CHAPTER 2: WHAT’S IN A NAME?
… Language to AVOID
Key Points for Caregivers
- Avoid describing persons with intellectual disability as all the same. For example, avoid using the word the, as in the intellectually disabled, when talking about individuals with intellectual disability. This form of description treats persons with disability as objects and interferes with recognizing each person’s uniqueness.
- Avoid referring to individuals as particularly remarkable or interesting because they are persons with intellectual disabilities. Language that sets individuals or groups apart as somehow special or unusual because of their disability actually reduces their value as human beings. This includes praising someone as brave or courageous, simply because that person has an impairment.

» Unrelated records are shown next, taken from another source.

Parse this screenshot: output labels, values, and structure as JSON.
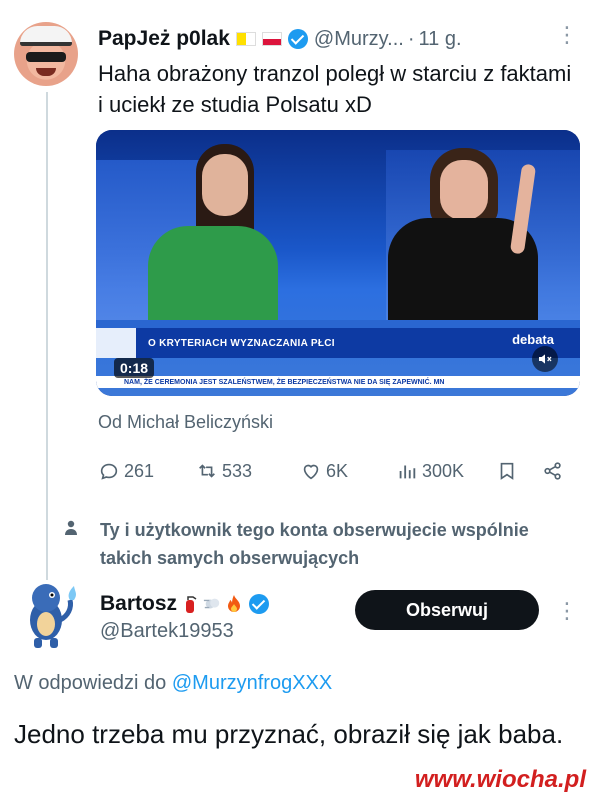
{
  "tweet": {
    "author_name": "PapJeż p0lak",
    "author_handle": "@Murzy...",
    "separator": "·",
    "time": "11 g.",
    "text": "Haha obrażony tranzol poległ w starciu z faktami i uciekł ze studia Polsatu xD",
    "video": {
      "duration": "0:18",
      "lower_third": "O KRYTERIACH WYZNACZANIA PŁCI",
      "show_logo": "debata",
      "ticker": "NAM, ŻE CEREMONIA JEST SZALEŃSTWEM, ŻE BEZPIECZEŃSTWA NIE DA SIĘ ZAPEWNIĆ. MN",
      "muted": true
    },
    "source_line": "Od Michał Beliczyński",
    "stats": {
      "replies": "261",
      "retweets": "533",
      "likes": "6K",
      "views": "300K"
    }
  },
  "follow_note": "Ty i użytkownik tego konta obserwujecie wspólnie takich samych obserwujących",
  "reply": {
    "author_name": "Bartosz",
    "author_handle": "@Bartek19953",
    "follow_label": "Obserwuj",
    "reply_prefix": "W odpowiedzi do",
    "reply_mention": "@MurzynfrogXXX",
    "text": "Jedno trzeba mu przyznać, obraził się jak baba."
  },
  "watermark": "www.wiocha.pl",
  "colors": {
    "accent": "#1d9bf0",
    "text": "#0f1419",
    "muted": "#536471",
    "watermark": "#d21f1f"
  },
  "icons": [
    "more-icon",
    "verified-icon",
    "reply-icon",
    "retweet-icon",
    "like-icon",
    "views-icon",
    "bookmark-icon",
    "share-icon",
    "person-icon",
    "mute-icon"
  ]
}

- Avoid using language that expresses pity for a person with disability or for their family. For example, avoid comments such as “It’s just so unfair (or “What a shame” or “What a pity” or “How awful”) that your son has to live with such a disability.”
- Avoid polite terms or language that is vague and confusing. Though some terms sound sensitive, such as differently abled or developmentally challenged, those terms only indicate that a disability exists. They do not actually identify the disability
- Avoid using language that labels a person with intellectual disability as someone who suffers from, is a victim of, or is afflicted with the disability. These descriptions give negative suggestions about the person with the disability.
- Avoid using language that describes persons with intellectual disabilities as having lower status. For example, by describing persons without disabilities as normal, individuals with disabilities are suggested to be abnormal. This can suggest that persons with disability are not good enough to belong to the preferred group, normal.
… Language To USE
Key Points for Caregivers
- Use language that is respectful, caring, and kind, and that communicates that the person is valued.
- Use language that is appropriate to age and culture. For example, when meeting an older adult, a common custom may be to use a greeting such as: “I am pleased to meet you Mr. Dodge. May I call you Henry?” rather than presuming that Mr. Dodge can be called Henry simply because he has intellectual disability.
- Use language that is preferred by the person living with the disability. For example, members of the People First self-advocacy organization in Great Britain prefer to say that they experience “learning difficulties” instead of saying that they have intellectual disability, or a learning disability.
- Use the person’s name and discuss issues in the same way that you would discuss issues when talking with or talking about someone who does not live with intellectual disability.
- Treat each person as a person first, and with the understanding that using diagnostic labels is required only rarely and only in highly specific situations.